Neuroimmune modulation of pain and regenerative pain medicine

Abstract

Regenerative pain medicine, which seeks to harness the body's own reparative capacity, is rapidly emerging as a field within pain medicine and orthopedics. It is increasingly appreciated that common analgesic mechanisms for these treatments depend on neuroimmune modulation. In this Review, we discuss recent progress in mechanistic understanding of nociceptive sensitization in chronic pain with a focus on neuroimmune modulation. We also examine the spectrum of regenerative outcomes, including preclinical and clinical outcomes. We further distinguish the analgesic mechanisms of regenerative therapies from those of cellular replacement, creating a conceptual and mechanistic framework to evaluate future research on regenerative medicine.

Figure 1. Pathogenesis of neuropathic pain and arthritic pain via gene regulation in DRG neurons and neuroinflammation in the spinal cord.

Lower left: Epigenetic regulation in DRG neurons in peripheral sensitization after nerve injury. In primary sensory neurons, MBD1 epigenetically suppresses expression of μ-opiod receptor and potassium channel subtype Kv1.2 (encoded by Kcna2). Kcna2 expression is also silenced by long noncoding RNA (lncRNA). Activity of G9a in DRG neurons increases following nerve injury, resulting in epigenetic silencing of more than 40 potassium channel subtypes. Voltage-gated calcium channel subunits α2δ-1 and α2δ-2, the molecular targets of gabapentin, are regulated by the miR-183 cluster. Right: Spinal cord microglia activation in chronic pain. Nerve injury and joint injury induce upregulation of MMP-9 and CSF-1 in DRG neurons. MMP-9 and CSF-1 undergo axonal transport to the spinal cord dorsal horn. Upon release, MMP-9 and CSF-1 induce microglia activation (e.g., p38 phosphorylation) and microgliosis (proliferation and morphological changes) in the ipsilateral spinal cord, leading to the development of chronic pain. Lower right: Spinal cord neuroinflammation in central sensitization and chronic pain. Upon activation, microglia produce and release IL-1β, which induces central sensitization and chronic pain via both presynaptic and postsynaptic regulations, leading to increased EPSCs and decreased IPSCs. IL-1β also modulates the activation of microglia and astrocytes in the spinal cord. Delayed but persistent MMP-2 production in astrocytes contributes to late-phase neuropathic pain. Both MMP-9 and MMP-2 are involved in regulating the cleavage and activation of IL-1β. Inhibition of MMP-9 and MMP-2 by TIMP-1 and TIMP-2 blocks neuropathic pain.

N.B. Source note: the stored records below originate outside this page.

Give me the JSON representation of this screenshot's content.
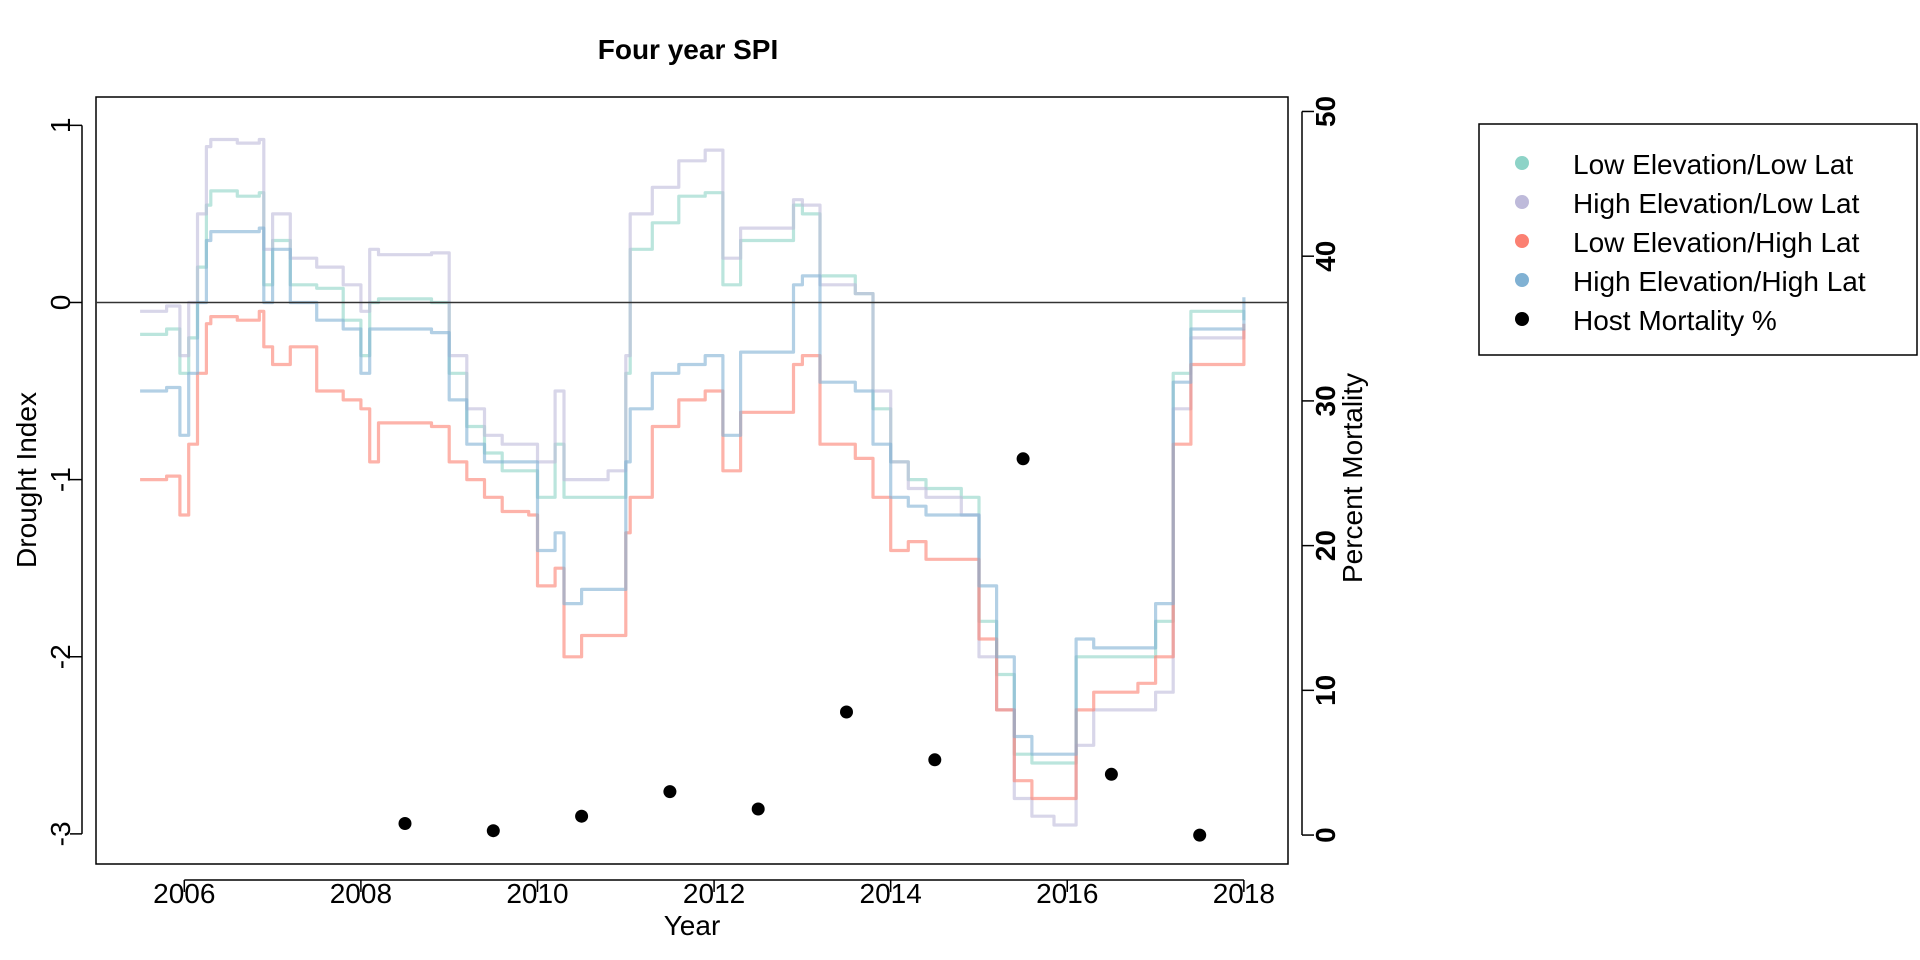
{
  "chart_data": {
    "type": "line",
    "title": "Four year SPI",
    "xlabel": "Year",
    "ylabel": "Drought Index",
    "y2label": "Percent Mortality",
    "xlim": [
      2005.0,
      2018.5
    ],
    "ylim": [
      -3.17,
      1.16
    ],
    "y2lim": [
      -2,
      51
    ],
    "x_ticks": [
      2006,
      2008,
      2010,
      2012,
      2014,
      2016,
      2018
    ],
    "y_ticks": [
      1,
      0,
      -1,
      -2,
      -3
    ],
    "y2_ticks": [
      0,
      10,
      20,
      30,
      40,
      50
    ],
    "reference_line_y": 0,
    "legend_position": "outside-right-top",
    "series": [
      {
        "name": "Low Elevation/Low Lat",
        "color": "#8DD3C7",
        "points": [
          [
            2005.5,
            -0.18
          ],
          [
            2005.8,
            -0.15
          ],
          [
            2005.95,
            -0.4
          ],
          [
            2006.05,
            -0.2
          ],
          [
            2006.15,
            0.2
          ],
          [
            2006.25,
            0.55
          ],
          [
            2006.3,
            0.63
          ],
          [
            2006.6,
            0.6
          ],
          [
            2006.85,
            0.62
          ],
          [
            2006.9,
            0.1
          ],
          [
            2007.0,
            0.35
          ],
          [
            2007.2,
            0.1
          ],
          [
            2007.5,
            0.08
          ],
          [
            2007.8,
            -0.1
          ],
          [
            2008.0,
            -0.3
          ],
          [
            2008.1,
            0.0
          ],
          [
            2008.2,
            0.02
          ],
          [
            2008.5,
            0.02
          ],
          [
            2008.8,
            0.0
          ],
          [
            2009.0,
            -0.4
          ],
          [
            2009.2,
            -0.7
          ],
          [
            2009.4,
            -0.85
          ],
          [
            2009.6,
            -0.95
          ],
          [
            2009.9,
            -0.95
          ],
          [
            2010.0,
            -1.1
          ],
          [
            2010.2,
            -0.8
          ],
          [
            2010.3,
            -1.1
          ],
          [
            2010.8,
            -1.1
          ],
          [
            2011.0,
            -0.4
          ],
          [
            2011.05,
            0.3
          ],
          [
            2011.3,
            0.45
          ],
          [
            2011.6,
            0.6
          ],
          [
            2011.9,
            0.62
          ],
          [
            2012.1,
            0.1
          ],
          [
            2012.3,
            0.35
          ],
          [
            2012.8,
            0.35
          ],
          [
            2012.9,
            0.55
          ],
          [
            2013.0,
            0.5
          ],
          [
            2013.2,
            0.15
          ],
          [
            2013.6,
            0.05
          ],
          [
            2013.8,
            -0.6
          ],
          [
            2014.0,
            -0.9
          ],
          [
            2014.2,
            -1.0
          ],
          [
            2014.4,
            -1.05
          ],
          [
            2014.8,
            -1.1
          ],
          [
            2015.0,
            -1.8
          ],
          [
            2015.2,
            -2.1
          ],
          [
            2015.4,
            -2.55
          ],
          [
            2015.6,
            -2.6
          ],
          [
            2015.9,
            -2.6
          ],
          [
            2016.1,
            -2.0
          ],
          [
            2016.3,
            -2.0
          ],
          [
            2016.8,
            -2.0
          ],
          [
            2017.0,
            -1.8
          ],
          [
            2017.2,
            -0.4
          ],
          [
            2017.4,
            -0.05
          ],
          [
            2017.7,
            -0.05
          ],
          [
            2018.0,
            -0.1
          ]
        ]
      },
      {
        "name": "High Elevation/Low Lat",
        "color": "#BEBADA",
        "points": [
          [
            2005.5,
            -0.05
          ],
          [
            2005.8,
            -0.02
          ],
          [
            2005.95,
            -0.3
          ],
          [
            2006.05,
            0.0
          ],
          [
            2006.15,
            0.5
          ],
          [
            2006.25,
            0.88
          ],
          [
            2006.3,
            0.92
          ],
          [
            2006.6,
            0.9
          ],
          [
            2006.85,
            0.92
          ],
          [
            2006.9,
            0.3
          ],
          [
            2007.0,
            0.5
          ],
          [
            2007.2,
            0.25
          ],
          [
            2007.5,
            0.2
          ],
          [
            2007.8,
            0.1
          ],
          [
            2008.0,
            -0.05
          ],
          [
            2008.1,
            0.3
          ],
          [
            2008.2,
            0.27
          ],
          [
            2008.5,
            0.27
          ],
          [
            2008.8,
            0.28
          ],
          [
            2009.0,
            -0.3
          ],
          [
            2009.2,
            -0.6
          ],
          [
            2009.4,
            -0.75
          ],
          [
            2009.6,
            -0.8
          ],
          [
            2009.9,
            -0.8
          ],
          [
            2010.0,
            -0.9
          ],
          [
            2010.2,
            -0.5
          ],
          [
            2010.3,
            -1.0
          ],
          [
            2010.8,
            -0.95
          ],
          [
            2011.0,
            -0.3
          ],
          [
            2011.05,
            0.5
          ],
          [
            2011.3,
            0.65
          ],
          [
            2011.6,
            0.8
          ],
          [
            2011.9,
            0.86
          ],
          [
            2012.1,
            0.25
          ],
          [
            2012.3,
            0.42
          ],
          [
            2012.8,
            0.42
          ],
          [
            2012.9,
            0.58
          ],
          [
            2013.0,
            0.55
          ],
          [
            2013.2,
            0.1
          ],
          [
            2013.6,
            0.05
          ],
          [
            2013.8,
            -0.5
          ],
          [
            2014.0,
            -0.9
          ],
          [
            2014.2,
            -1.05
          ],
          [
            2014.4,
            -1.1
          ],
          [
            2014.8,
            -1.2
          ],
          [
            2015.0,
            -2.0
          ],
          [
            2015.2,
            -2.3
          ],
          [
            2015.4,
            -2.8
          ],
          [
            2015.6,
            -2.9
          ],
          [
            2015.85,
            -2.95
          ],
          [
            2016.1,
            -2.5
          ],
          [
            2016.3,
            -2.3
          ],
          [
            2016.8,
            -2.3
          ],
          [
            2017.0,
            -2.2
          ],
          [
            2017.2,
            -0.6
          ],
          [
            2017.4,
            -0.2
          ],
          [
            2017.7,
            -0.2
          ],
          [
            2018.0,
            -0.15
          ]
        ]
      },
      {
        "name": "Low Elevation/High Lat",
        "color": "#FB8072",
        "points": [
          [
            2005.5,
            -1.0
          ],
          [
            2005.8,
            -0.98
          ],
          [
            2005.95,
            -1.2
          ],
          [
            2006.05,
            -0.8
          ],
          [
            2006.15,
            -0.4
          ],
          [
            2006.25,
            -0.12
          ],
          [
            2006.3,
            -0.08
          ],
          [
            2006.6,
            -0.1
          ],
          [
            2006.85,
            -0.05
          ],
          [
            2006.9,
            -0.25
          ],
          [
            2007.0,
            -0.35
          ],
          [
            2007.2,
            -0.25
          ],
          [
            2007.5,
            -0.5
          ],
          [
            2007.8,
            -0.55
          ],
          [
            2008.0,
            -0.6
          ],
          [
            2008.1,
            -0.9
          ],
          [
            2008.2,
            -0.68
          ],
          [
            2008.5,
            -0.68
          ],
          [
            2008.8,
            -0.7
          ],
          [
            2009.0,
            -0.9
          ],
          [
            2009.2,
            -1.0
          ],
          [
            2009.4,
            -1.1
          ],
          [
            2009.6,
            -1.18
          ],
          [
            2009.9,
            -1.2
          ],
          [
            2010.0,
            -1.6
          ],
          [
            2010.2,
            -1.5
          ],
          [
            2010.3,
            -2.0
          ],
          [
            2010.5,
            -1.88
          ],
          [
            2010.8,
            -1.88
          ],
          [
            2011.0,
            -1.3
          ],
          [
            2011.05,
            -1.1
          ],
          [
            2011.3,
            -0.7
          ],
          [
            2011.6,
            -0.55
          ],
          [
            2011.9,
            -0.5
          ],
          [
            2012.1,
            -0.95
          ],
          [
            2012.3,
            -0.62
          ],
          [
            2012.8,
            -0.62
          ],
          [
            2012.9,
            -0.35
          ],
          [
            2013.0,
            -0.3
          ],
          [
            2013.2,
            -0.8
          ],
          [
            2013.6,
            -0.88
          ],
          [
            2013.8,
            -1.1
          ],
          [
            2014.0,
            -1.4
          ],
          [
            2014.2,
            -1.35
          ],
          [
            2014.4,
            -1.45
          ],
          [
            2014.8,
            -1.45
          ],
          [
            2015.0,
            -1.9
          ],
          [
            2015.2,
            -2.3
          ],
          [
            2015.4,
            -2.7
          ],
          [
            2015.6,
            -2.8
          ],
          [
            2015.9,
            -2.8
          ],
          [
            2016.1,
            -2.3
          ],
          [
            2016.3,
            -2.2
          ],
          [
            2016.8,
            -2.15
          ],
          [
            2017.0,
            -2.0
          ],
          [
            2017.2,
            -0.8
          ],
          [
            2017.4,
            -0.35
          ],
          [
            2017.7,
            -0.35
          ],
          [
            2018.0,
            -0.12
          ]
        ]
      },
      {
        "name": "High Elevation/High Lat",
        "color": "#80B1D3",
        "points": [
          [
            2005.5,
            -0.5
          ],
          [
            2005.8,
            -0.48
          ],
          [
            2005.95,
            -0.75
          ],
          [
            2006.05,
            -0.4
          ],
          [
            2006.15,
            0.0
          ],
          [
            2006.25,
            0.35
          ],
          [
            2006.3,
            0.4
          ],
          [
            2006.6,
            0.4
          ],
          [
            2006.85,
            0.42
          ],
          [
            2006.9,
            0.0
          ],
          [
            2007.0,
            0.3
          ],
          [
            2007.2,
            0.0
          ],
          [
            2007.5,
            -0.1
          ],
          [
            2007.8,
            -0.15
          ],
          [
            2008.0,
            -0.4
          ],
          [
            2008.1,
            -0.15
          ],
          [
            2008.2,
            -0.15
          ],
          [
            2008.5,
            -0.15
          ],
          [
            2008.8,
            -0.17
          ],
          [
            2009.0,
            -0.55
          ],
          [
            2009.2,
            -0.8
          ],
          [
            2009.4,
            -0.9
          ],
          [
            2009.6,
            -0.9
          ],
          [
            2009.9,
            -0.9
          ],
          [
            2010.0,
            -1.4
          ],
          [
            2010.2,
            -1.3
          ],
          [
            2010.3,
            -1.7
          ],
          [
            2010.5,
            -1.62
          ],
          [
            2010.8,
            -1.62
          ],
          [
            2011.0,
            -0.9
          ],
          [
            2011.05,
            -0.6
          ],
          [
            2011.3,
            -0.4
          ],
          [
            2011.6,
            -0.35
          ],
          [
            2011.9,
            -0.3
          ],
          [
            2012.1,
            -0.75
          ],
          [
            2012.3,
            -0.28
          ],
          [
            2012.8,
            -0.28
          ],
          [
            2012.9,
            0.1
          ],
          [
            2013.0,
            0.15
          ],
          [
            2013.2,
            -0.45
          ],
          [
            2013.6,
            -0.5
          ],
          [
            2013.8,
            -0.8
          ],
          [
            2014.0,
            -1.1
          ],
          [
            2014.2,
            -1.15
          ],
          [
            2014.4,
            -1.2
          ],
          [
            2014.8,
            -1.2
          ],
          [
            2015.0,
            -1.6
          ],
          [
            2015.2,
            -2.0
          ],
          [
            2015.4,
            -2.45
          ],
          [
            2015.6,
            -2.55
          ],
          [
            2015.9,
            -2.55
          ],
          [
            2016.1,
            -1.9
          ],
          [
            2016.3,
            -1.95
          ],
          [
            2016.8,
            -1.95
          ],
          [
            2017.0,
            -1.7
          ],
          [
            2017.2,
            -0.45
          ],
          [
            2017.4,
            -0.15
          ],
          [
            2017.7,
            -0.15
          ],
          [
            2018.0,
            0.03
          ]
        ]
      }
    ],
    "mortality": {
      "name": "Host Mortality %",
      "color": "#000000",
      "x": [
        2008.5,
        2009.5,
        2010.5,
        2011.5,
        2012.5,
        2013.5,
        2014.5,
        2015.5,
        2016.5,
        2017.5
      ],
      "y": [
        0.8,
        0.3,
        1.3,
        3.0,
        1.8,
        8.5,
        5.2,
        26.0,
        4.2,
        0.0
      ]
    },
    "legend": [
      "Low Elevation/Low Lat",
      "High Elevation/Low Lat",
      "Low Elevation/High Lat",
      "High Elevation/High Lat",
      "Host Mortality %"
    ]
  }
}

Figure 2. Preclinical models of cellular and cell-free exosome therapies for chronic pain.

(i) Single systemic or local injection of BMSCs can reverse mechanical allodynia by in vivo immune interactions and activation of monocytes. (ii) Intrathecally injected BMSCs migrate to meninges of injured DRG neurons and spinal cord dorsal horn via a CXCL12/CXCR4 homing mechanism. TGF-β1 secretion by BMSCs confers potent long-term pain relief by activation of the neuronal TGF-β receptor (TGF-βR). (iii) Intrathecal injection of exosomes derived from human umbilical cord mesenchymal cells can serve as cell-free therapy for neuropathic pain. (iv) Transplantation of embryonic cortical GABAergic interneuron precursors from the medial ganglionic eminence (MGE) into the spinal cord leads to the development of inhibitory neurons. Furthermore, these GABAergic neurons integrate into spinal nociceptive circuits, mediating pain relief by release of GABA that acts on host-transplant inhibitory synaptic circuits.

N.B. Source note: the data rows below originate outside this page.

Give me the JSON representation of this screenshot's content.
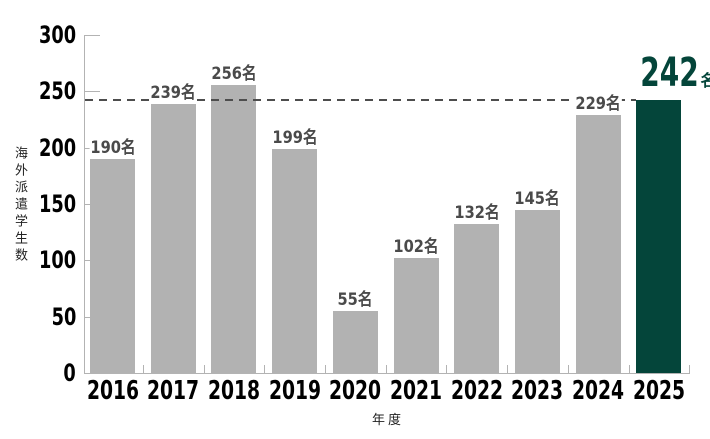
{
  "chart_data": {
    "type": "bar",
    "title": "",
    "xlabel": "年度",
    "ylabel": "海外派遣学生数",
    "categories": [
      "2016",
      "2017",
      "2018",
      "2019",
      "2020",
      "2021",
      "2022",
      "2023",
      "2024",
      "2025"
    ],
    "values": [
      190,
      239,
      256,
      199,
      55,
      102,
      132,
      145,
      229,
      242
    ],
    "value_unit": "名",
    "value_labels": [
      "190名",
      "239名",
      "256名",
      "199名",
      "55名",
      "102名",
      "132名",
      "145名",
      "229名",
      "242名"
    ],
    "ylim": [
      0,
      300
    ],
    "yticks": [
      0,
      50,
      100,
      150,
      200,
      250,
      300
    ],
    "grid": false,
    "legend": null,
    "highlight": {
      "index": 9,
      "category": "2025",
      "value": 242,
      "label_number": "242",
      "label_suffix": "名"
    },
    "reference_line": {
      "value": 242,
      "style": "dashed"
    },
    "colors": {
      "bar": "#b2b2b2",
      "highlight_bar": "#04453a",
      "highlight_text": "#04453a",
      "value_label": "#4a4a4a",
      "axis": "#b3b3b3",
      "reference_line": "#4d4d4d",
      "tick_text": "#000000",
      "background": "#ffffff"
    }
  }
}
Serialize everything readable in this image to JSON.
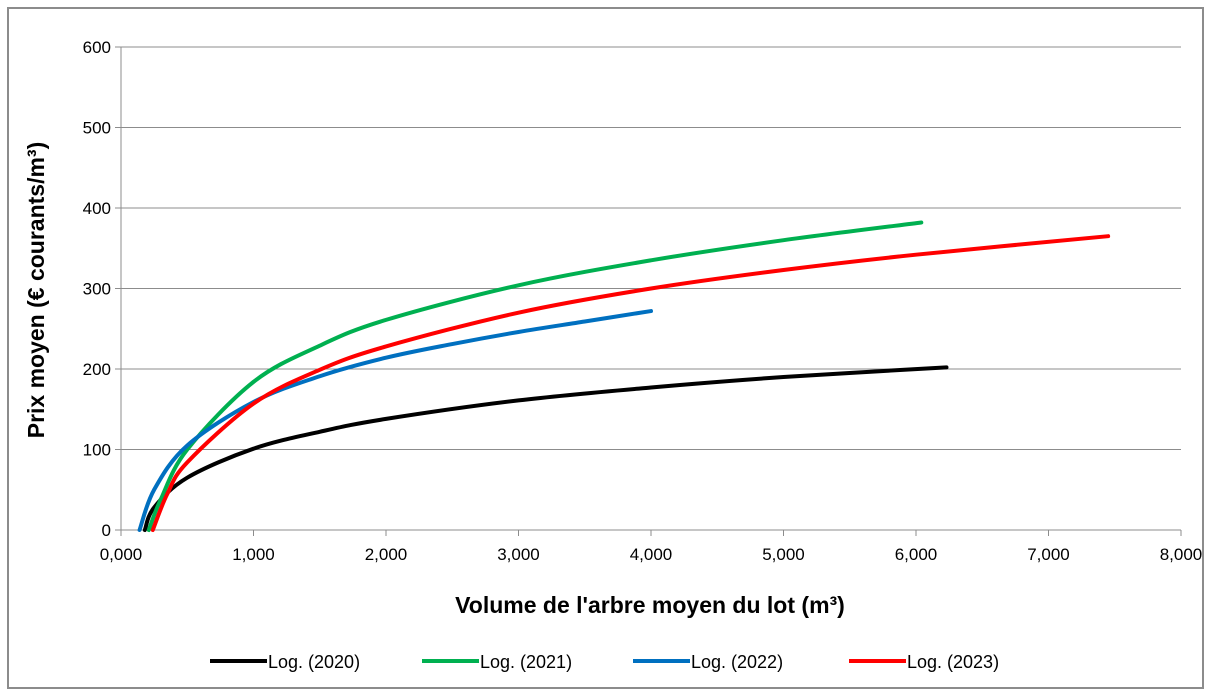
{
  "chart_data": {
    "type": "line",
    "title": "",
    "xlabel": "Volume de l'arbre moyen du lot (m³)",
    "ylabel": "Prix moyen (€ courants/m³)",
    "xlim": [
      0,
      8
    ],
    "ylim": [
      0,
      600
    ],
    "x_ticks": [
      0,
      1,
      2,
      3,
      4,
      5,
      6,
      7,
      8
    ],
    "x_tick_labels": [
      "0,000",
      "1,000",
      "2,000",
      "3,000",
      "4,000",
      "5,000",
      "6,000",
      "7,000",
      "8,000"
    ],
    "y_ticks": [
      0,
      100,
      200,
      300,
      400,
      500,
      600
    ],
    "y_tick_labels": [
      "0",
      "100",
      "200",
      "300",
      "400",
      "500",
      "600"
    ],
    "grid": "horizontal",
    "legend_position": "bottom",
    "series": [
      {
        "name": "Log. (2020)",
        "color": "#000000",
        "points": [
          [
            0.18,
            0
          ],
          [
            0.25,
            28
          ],
          [
            0.5,
            65
          ],
          [
            1.0,
            101
          ],
          [
            1.5,
            122
          ],
          [
            2.0,
            138
          ],
          [
            3.0,
            161
          ],
          [
            4.0,
            177
          ],
          [
            5.0,
            190
          ],
          [
            6.23,
            202
          ]
        ]
      },
      {
        "name": "Log. (2021)",
        "color": "#00b050",
        "points": [
          [
            0.21,
            0
          ],
          [
            0.3,
            38
          ],
          [
            0.5,
            100
          ],
          [
            1.0,
            184
          ],
          [
            1.5,
            229
          ],
          [
            2.0,
            261
          ],
          [
            3.0,
            304
          ],
          [
            4.0,
            335
          ],
          [
            5.0,
            360
          ],
          [
            6.04,
            382
          ]
        ]
      },
      {
        "name": "Log. (2022)",
        "color": "#0070c0",
        "points": [
          [
            0.14,
            0
          ],
          [
            0.25,
            50
          ],
          [
            0.5,
            105
          ],
          [
            1.0,
            159
          ],
          [
            1.5,
            191
          ],
          [
            2.0,
            214
          ],
          [
            2.5,
            231
          ],
          [
            3.0,
            246
          ],
          [
            3.5,
            259
          ],
          [
            4.0,
            272
          ]
        ]
      },
      {
        "name": "Log. (2023)",
        "color": "#ff0000",
        "points": [
          [
            0.24,
            0
          ],
          [
            0.35,
            45
          ],
          [
            0.5,
            84
          ],
          [
            1.0,
            157
          ],
          [
            1.5,
            199
          ],
          [
            2.0,
            228
          ],
          [
            3.0,
            270
          ],
          [
            4.0,
            300
          ],
          [
            5.0,
            323
          ],
          [
            6.0,
            342
          ],
          [
            7.45,
            365
          ]
        ]
      }
    ]
  }
}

Figure 3. Clinically used blood-derived and cell-derived pain therapies and their mechanisms of action via production of therapeutic mediators.

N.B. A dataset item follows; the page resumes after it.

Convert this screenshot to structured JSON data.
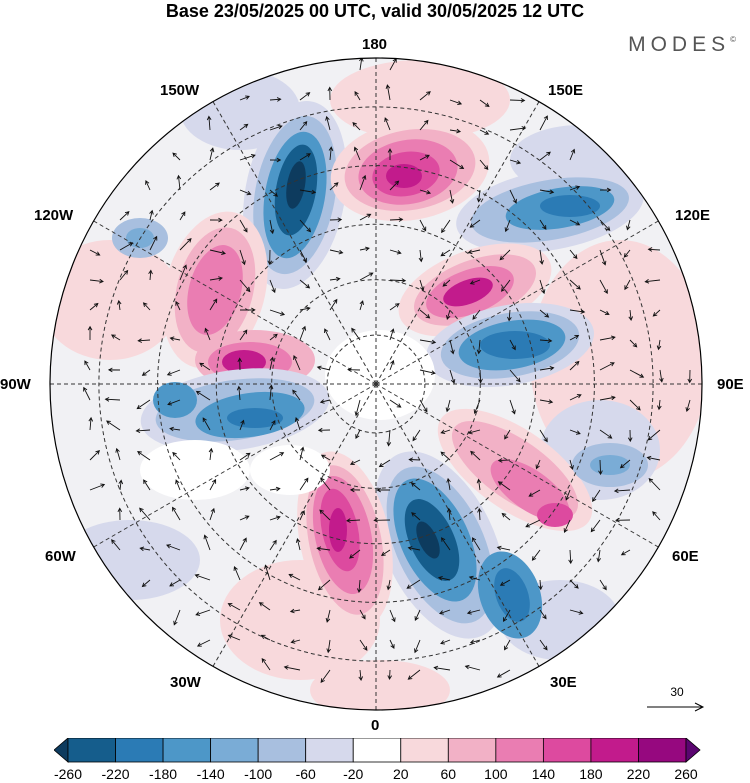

(A) PRP contains (a) α-granule–derived growth factors such as PDGF, TGF-β, and HGF, as well as TIMP-1 and TIMP-2 and (b) monocyte-derived factors including TGF-β, FGF, and IGF. ACS provides factors including IL-1 receptor antagonist (IL-1Rα), IL-4, IL-10, and TGF-β. MSCs have been found in clinical treatments to alter macrophage phenotypes, leading to direct and indirect production of IL-10 and TGF-β. MSCs also produce TSG-6 to inhibit inflammation and promote wound healing. Blood- and cell-derived therapies could also contain exosomes.(B) Common therapeutic mediators and mechanisms of action include (a) control of neuroinflammation, (b) tissue repair, and (c) pro-resolution processes. Notably, PRP, ACS, and MSCs may also contain or produce SPMs that produce multiple beneficial effects. ACS, autologous conditioned serum; MSC, mesenchymal stromal cells; PRP, platelet-rich plasma; SPM, specialized pro-resolving mediators.